New Flow Battery Created at Stanford out of inexpensive materials

One of the currently technically feasible battery storage systems for large scale (but intermittent) sources of power from renewables such as wind, solar and wave is flow batteries.

These batteries can be scaled up to pretty large storage sizes such as tens of megawatt hours and so are definitely a technical solution to storage of intermittent power. There are currently a few places in the world where there are ongoing trials, such as a wind farm in Ireland, a couple of places in Japan and some south Pacific islands.

The issue with these batteries is, however, that they are often complicated and made of rare materials such as Vanadium. Also required is a membrane to separate the two liquids between which electrons flow. This membrane has to be replaced every so often, adding to the expense.

A team at Stanford, however, has solved a couple of these problems at least in the lab by the creation of a flow battery without a membrane and also using the relatively inexpensive and abundant materials lithium and sulfur.
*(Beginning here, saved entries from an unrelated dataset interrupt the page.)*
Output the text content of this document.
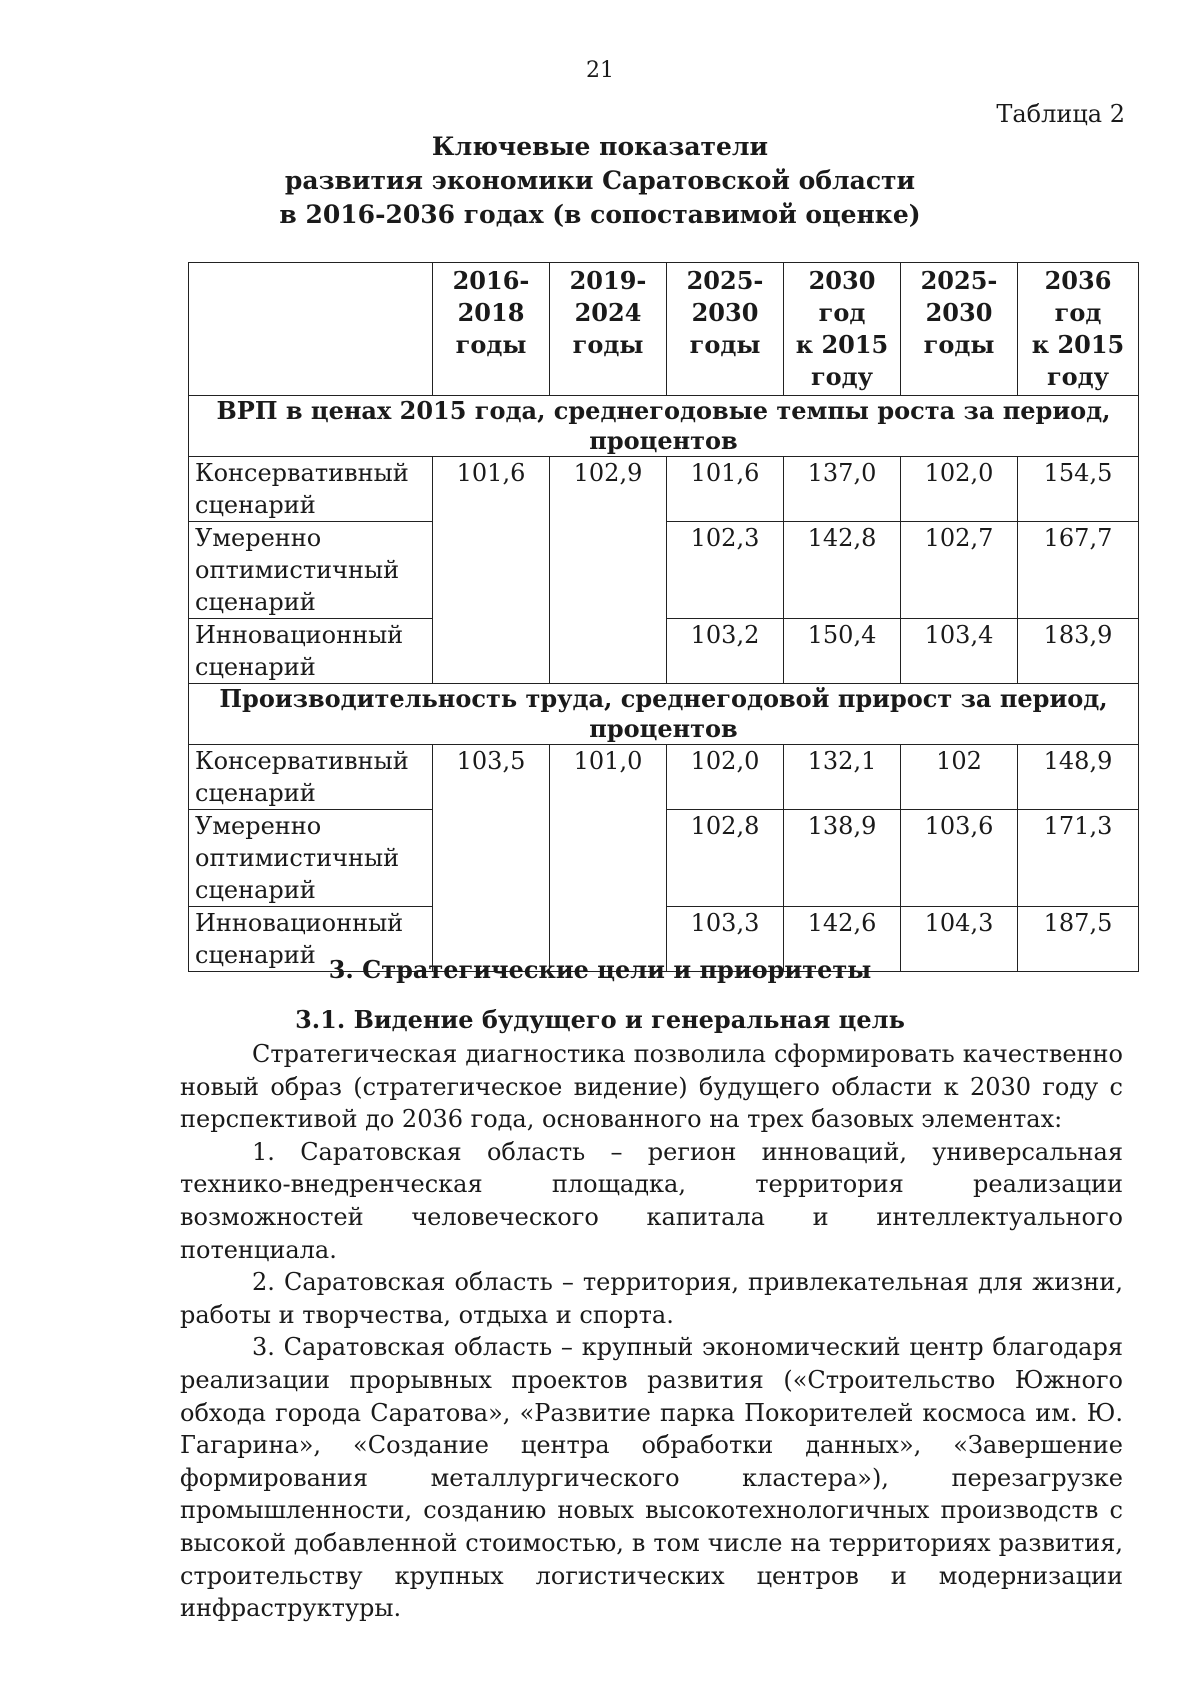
21
Таблица 2
Ключевые показатели
развития экономики Саратовской области
в 2016-2036 годах (в сопоставимой оценке)

	2016-
2018
годы	2019-
2024
годы	2025-
2030
годы	2030
год
к 2015
году	2025-
2030
годы	2036
год
к 2015
году

ВРП в ценах 2015 года, среднегодовые темпы роста за период, процентов						

Консервативный
сценарий	101,6	102,9	101,6	137,0	102,0	154,5

Умеренно
оптимистичный
сценарий			102,3	142,8	102,7	167,7

Инновационный
сценарий			103,2	150,4	103,4	183,9
Производительность труда, среднегодовой прирост за период, процентов						

Консервативный
сценарий	103,5	101,0	102,0	132,1	102	148,9

Умеренно
оптимистичный
сценарий			102,8	138,9	103,6	171,3

Инновационный
сценарий			103,3	142,6	104,3	187,5
3. Стратегические цели и приоритеты
3.1. Видение будущего и генеральная цель

Стратегическая диагностика позволила сформировать качественно новый образ (стратегическое видение) будущего области к 2030 году с перспективой до 2036 года, основанного на трех базовых элементах:

1. Саратовская область – регион инноваций, универсальная технико-внедренческая площадка, территория реализации возможностей человеческого капитала и интеллектуального потенциала.

2. Саратовская область – территория, привлекательная для жизни, работы и творчества, отдыха и спорта.

3. Саратовская область – крупный экономический центр благодаря реализации прорывных проектов развития («Строительство Южного обхода города Саратова», «Развитие парка Покорителей космоса им. Ю. Гагарина», «Создание центра обработки данных», «Завершение формирования металлургического кластера»), перезагрузке промышленности, созданию новых высокотехнологичных производств с высокой добавленной стоимостью, в том числе на территориях развития, строительству крупных логистических центров и модернизации инфраструктуры.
A utility scale system would be capable of being scaled up to handle many megawatt hours.

Wednesday, 24 April 2013

Diesel from Bacteria

So I'm not holding my breath waiting for biofuels from algae or whatever but nevertheless this is interesting as it shows just how far we're coming along in the development of biotech with plug-in parts to the genome that do exactly what we want them to do:

Professor John Love from Biosciences at the University of Exeter and his team have modified the ubiquitos E.Coli bacteria to produce a bio-equivalent version of diesel.

This is revolutionary because it's not just some kind of fatty acid or ester which needs a convoluted and possibly energy intensive method to process the chemicals into diesel or gasoline, instead it's a drop-in replacement.

Prof Love and his team worked with Shell on this and though it's not ready for commercialization and still faces a number of hurdles to bring it there, it's nevertheless very interesting.

Thursday, 18 April 2013

Death by Mathusian Collapse: The horseman of famine

Just a short post today.

So the premise of the one particular doom scenario (reminiscent of Thomas Malthus and loosely tying into the Limits to Growth crowd) is that the population will increase to say for example 10 billion people and we will all starve.

The doomers like to tie this together with the fact that the green revolution from the 1960s where we (they would say narrowly) avoided famine by increasing crop yields to keep up with population and that the green revolution recently appears to have stalled.

Well my doomer friends, here is yet another nail in the dieoff-from-famine doom scenario:

By sheer and utter accident it turns out that a scientist trying to replicate some extinction events hypothetically caused hundreds of millions of years ago by the toxic gas Hydrogen Sulphide seeping out of the oceans, has instead discovered that the plants growth faster, germinate quicker and produce significantly more biomass.

Frederick Dooley, a University of Washington doctoral student in biology who led the research has this to say:
"With wheat, all the seeds germinated in one to two days instead of four or five, and with peas and beans the typical 40 percent rate of germination rose to 60 to 70 percent." he said
"They germinate faster and they produce roots and leaves faster. Basically what we've done is accelerate the entire plant process," he said."
"The most significant near-term promise, he believes, is in growing algae and other stock for biofuels."

Oh well. Maybe doom from famine is postponed a bit longer.